À la suite du recensement du gouvernement fédéral effectué en 2016, le ministère de l’Éducation et de l’Enseignement supérieur du Québec a publié au début du mois de novembre la mise à jour de la liste des écoles primaires situées en milieux défavorisés.
Le document indique que certaines écoles bénéficieront d’une aide financière additionnelle en raison de la dégradation de la situation socio-économique de leur milieu, mais il est à noter que d’autres perdront le financement auquel elles avaient droit depuis 2006. Cette situation inquiète tout particulièrement le Syndicat de Champlain qui regroupe notamment des membres du domaine de l’éducation et du personnel enseignant de la Commission scolaire des Patriotes.

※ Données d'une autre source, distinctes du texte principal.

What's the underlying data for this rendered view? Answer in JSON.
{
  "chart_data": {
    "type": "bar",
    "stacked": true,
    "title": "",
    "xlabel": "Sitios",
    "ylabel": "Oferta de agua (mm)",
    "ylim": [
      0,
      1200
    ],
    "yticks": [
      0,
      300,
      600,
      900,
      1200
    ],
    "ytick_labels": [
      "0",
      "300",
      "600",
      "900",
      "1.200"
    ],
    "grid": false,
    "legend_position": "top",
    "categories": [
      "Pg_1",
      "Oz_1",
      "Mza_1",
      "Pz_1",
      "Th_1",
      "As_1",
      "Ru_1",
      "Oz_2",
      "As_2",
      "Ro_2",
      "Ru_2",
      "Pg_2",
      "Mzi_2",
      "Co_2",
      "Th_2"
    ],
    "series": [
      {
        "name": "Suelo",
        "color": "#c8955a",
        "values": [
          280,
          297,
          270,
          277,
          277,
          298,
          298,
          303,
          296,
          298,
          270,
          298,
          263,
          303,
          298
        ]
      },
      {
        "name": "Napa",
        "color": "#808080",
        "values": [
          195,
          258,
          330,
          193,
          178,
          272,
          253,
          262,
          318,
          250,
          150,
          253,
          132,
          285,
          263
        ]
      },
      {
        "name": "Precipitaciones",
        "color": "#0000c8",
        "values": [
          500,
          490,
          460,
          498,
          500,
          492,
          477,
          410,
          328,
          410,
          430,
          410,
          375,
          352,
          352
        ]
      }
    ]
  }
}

« La récente mise à jour de la liste des écoles primaires situées en milieux défavorisés confirme l’absurdité du mode d’attribution de cette subvention. Le calcul actuel ne tient pas compte des besoins réels des élèves qui proviennent de milieux défavorisés, alors que ce devait être l’objectif premier de ce financement additionnel », martèle Éric Gingras, président du Syndicat de Champlain.
« Nous avons entendu les déclarations du ministre (NDLR : Jean-François Roberge, le vendredi 30 novembre dernier) à l’effet qu’il entend changer les règles pour ne pas couper le financement des écoles, mais nous attendons des actions concrètes sur le terrain, parce qu’il y a de grandes inquiétudes dans les milieux. »
Déshabiller Pierre pour habiller Paul
« Le problème vient du fait qu’il s’agit toujours de la même tarte qu’on redécoupe et qu’on attribue différemment, fait valoir M. Gingras. Si le rang décile de certaines écoles s’améliore, c’est principalement dû au fait que d’autres milieux se sont appauvris. Mais les élèves issus de familles considérées comme défavorisées sont toujours là, ils ne disparaissent pas avec la perte de la cote de défavorisation de leur école ! »
« On déshabille Pierre pour habiller Paul. Parce que, dans les faits, pour la plupart des écoles qui voient leur rang passer, par exemple, de 9 à 7, ou encore de 10 à 8, les besoins demeurent. Mais les services additionnels ne seront plus possibles parce que leur financement sera coupé pour être donné à d’autres écoles. Dans la perspective globale d’améliorer la réussite éducative de tous les élèves, c’est complètement contreproductif! »
Le président du syndicat a rappelé à ce sujet que le classement par rang décile des établissements d’enseignement primaire est basé sur l’indice de milieu socio-économique (IMSE), en fonction des données recueillies sur les familles avec enfants du Recensement canadien, dont les dernières données remontaient à 2006.
C’est ainsi que les écoles classées aux rangs 9 et 10 sont considérées comme étant dans les milieux socio-économiques les plus défavorisés du Québec et elles bénéficient à ce titre d’une aide financière supplémentaire. M. Gingras précise à ce sujet que ces sommes permettent de diminuer les ratios dans les classes et d’offrir plus de services d’appui et de soutien aux élèves.
Le président souligne que la mise à jour de la liste ministérielle aura des impacts importants dans certaines villes puisqu’il existe des poches de pauvreté dans plusieurs secteurs de la Rive-Sud et ce, en dépit de la gentrification, c’est-à-dire un phénomène par lequel des personnes plus aisées s’approprient un espace initialement occupé par des habitants ou usagers moins favorisés.
Un million de moins à Saint-Amable
Il cite notamment le cas à Saint-Amable, où il estime que les écoles primaires perdront une somme globale estimée à près d’un million de dollars par année s’il n’y a pas de mesures transitoires mises de l’avant, des pertes qui seront normalement effectives dès l’an prochain.
« Il est vrai qu’il s’agit d’un secteur en plein développement avec la construction de nouveaux quartiers et l’arrivée de nombreuses familles. Mais cette gentrification ne fait pas disparaître pour autant la pauvreté qui existe dans le milieu, ni les besoins de ces élèves. Pourtant, le gouvernement agit comme si c’était le cas! », déplore Éric Gingras.
À l’inverse, il donne l’exemple de trois écoles qui se retrouvent maintenant dans les deux derniers déciles à la Commission scolaire Marie-Victorin, alors que « le jeu de chaises musicales » affectera au total cinq écoles à la Commission scolaire de la Vallée-des-Tisserands.
« Et ce n’est pas une mauvaise chose pour eux, bien au contraire! Ces écoles pourront offrir les services additionnels que réclame le personnel qui y travaille depuis longtemps. Par contre, pourquoi cela devrait se faire au détriment d’autres enfants dont les besoins sont tout aussi importants ? Faut-il grossir la tarte ? Revoir le mode d’attribution de cette subvention? Accorder minimalement des mesures transitoires de financement pour les milieux qui perdront les services? Nous attendons avec hâte les actions du ministre », conclut le président du syndicat.